Cist, Ard, Co. Galway
Co. Galway |
Burial Sites
On the summit of a ridged promontory pushing out into Lough Corrib, a quarry cut exposed something it was never meant to reveal: a stone-lined burial box, sitting quietly in the rock face, waiting to be noticed.
A cist is a type of prehistoric grave formed by setting flat slabs on edge to create a small rectangular chamber, typically used to hold a crouched burial or cremated remains. This one had already been interfered with long before any archaeologist arrived, its roofing stones gone and both ends robbed out, leaving only the raw dimensions of what once existed.

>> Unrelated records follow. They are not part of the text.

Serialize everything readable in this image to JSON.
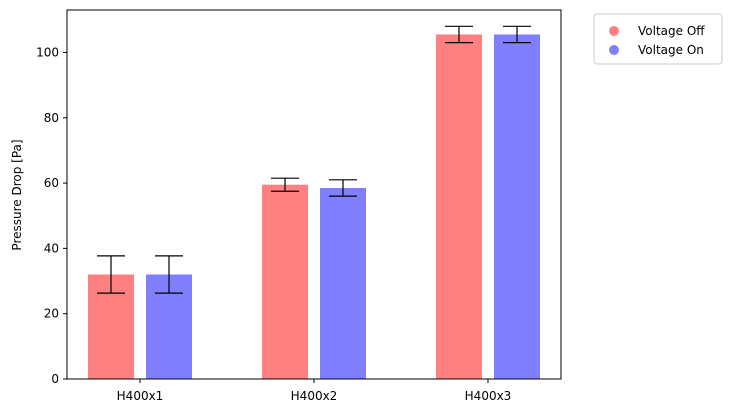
{
  "chart_data": {
    "type": "bar",
    "title": "",
    "xlabel": "",
    "ylabel": "Pressure Drop [Pa]",
    "categories": [
      "H400x1",
      "H400x2",
      "H400x3"
    ],
    "ylim": [
      0,
      113
    ],
    "yticks": [
      0,
      20,
      40,
      60,
      80,
      100
    ],
    "grid": false,
    "legend_position": "outside top-right",
    "series": [
      {
        "name": "Voltage Off",
        "color": "#ff8080",
        "values": [
          32,
          59.5,
          105.5
        ],
        "error": [
          5.7,
          2,
          2.5
        ]
      },
      {
        "name": "Voltage On",
        "color": "#8080ff",
        "values": [
          32,
          58.5,
          105.5
        ],
        "error": [
          5.7,
          2.5,
          2.5
        ]
      }
    ]
  }
}
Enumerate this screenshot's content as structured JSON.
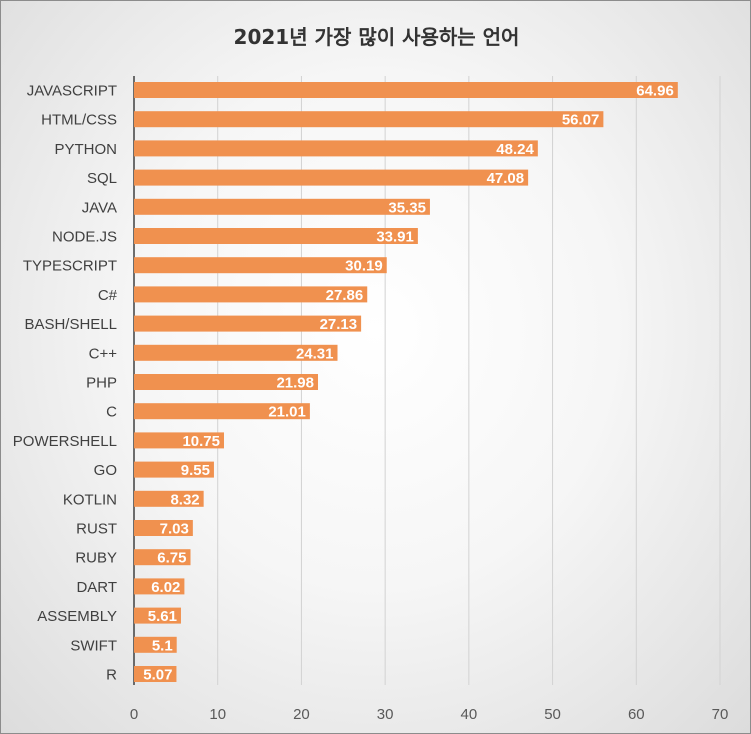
{
  "chart_data": {
    "type": "bar",
    "orientation": "horizontal",
    "title": "2021년 가장 많이 사용하는 언어",
    "categories": [
      "JAVASCRIPT",
      "HTML/CSS",
      "PYTHON",
      "SQL",
      "JAVA",
      "NODE.JS",
      "TYPESCRIPT",
      "C#",
      "BASH/SHELL",
      "C++",
      "PHP",
      "C",
      "POWERSHELL",
      "GO",
      "KOTLIN",
      "RUST",
      "RUBY",
      "DART",
      "ASSEMBLY",
      "SWIFT",
      "R"
    ],
    "values": [
      64.96,
      56.07,
      48.24,
      47.08,
      35.35,
      33.91,
      30.19,
      27.86,
      27.13,
      24.31,
      21.98,
      21.01,
      10.75,
      9.55,
      8.32,
      7.03,
      6.75,
      6.02,
      5.61,
      5.1,
      5.07
    ],
    "value_labels": [
      "64.96",
      "56.07",
      "48.24",
      "47.08",
      "35.35",
      "33.91",
      "30.19",
      "27.86",
      "27.13",
      "24.31",
      "21.98",
      "21.01",
      "10.75",
      "9.55",
      "8.32",
      "7.03",
      "6.75",
      "6.02",
      "5.61",
      "5.1",
      "5.07"
    ],
    "xlim": [
      0,
      70
    ],
    "xticks": [
      0,
      10,
      20,
      30,
      40,
      50,
      60,
      70
    ],
    "xtick_labels": [
      "0",
      "10",
      "20",
      "30",
      "40",
      "50",
      "60",
      "70"
    ],
    "grid": true,
    "bar_color": "#f0914f",
    "label_color": "#ffffff"
  }
}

When excavation took place in 1986, the structure was recorded as measuring more than 2.2 metres in length, 0.44 metres wide, and 0.39 metres high, oriented on an ENE to WSW alignment. That alignment is not unusual for prehistoric funerary monuments, which were often positioned in deliberate relationship to sunrise or sunset at particular times of year. What makes this one quietly curious is its location: not tucked into a hillside or laid into open ground, but set on the very spine of a promontory above the lough, in a position that would once have felt genuinely elevated and exposed. The quarrying that brought it to light also robbed any chance of understanding its full original context, and the robbing of its ends suggests it had been disturbed at some earlier point, possibly centuries before the machinery arrived.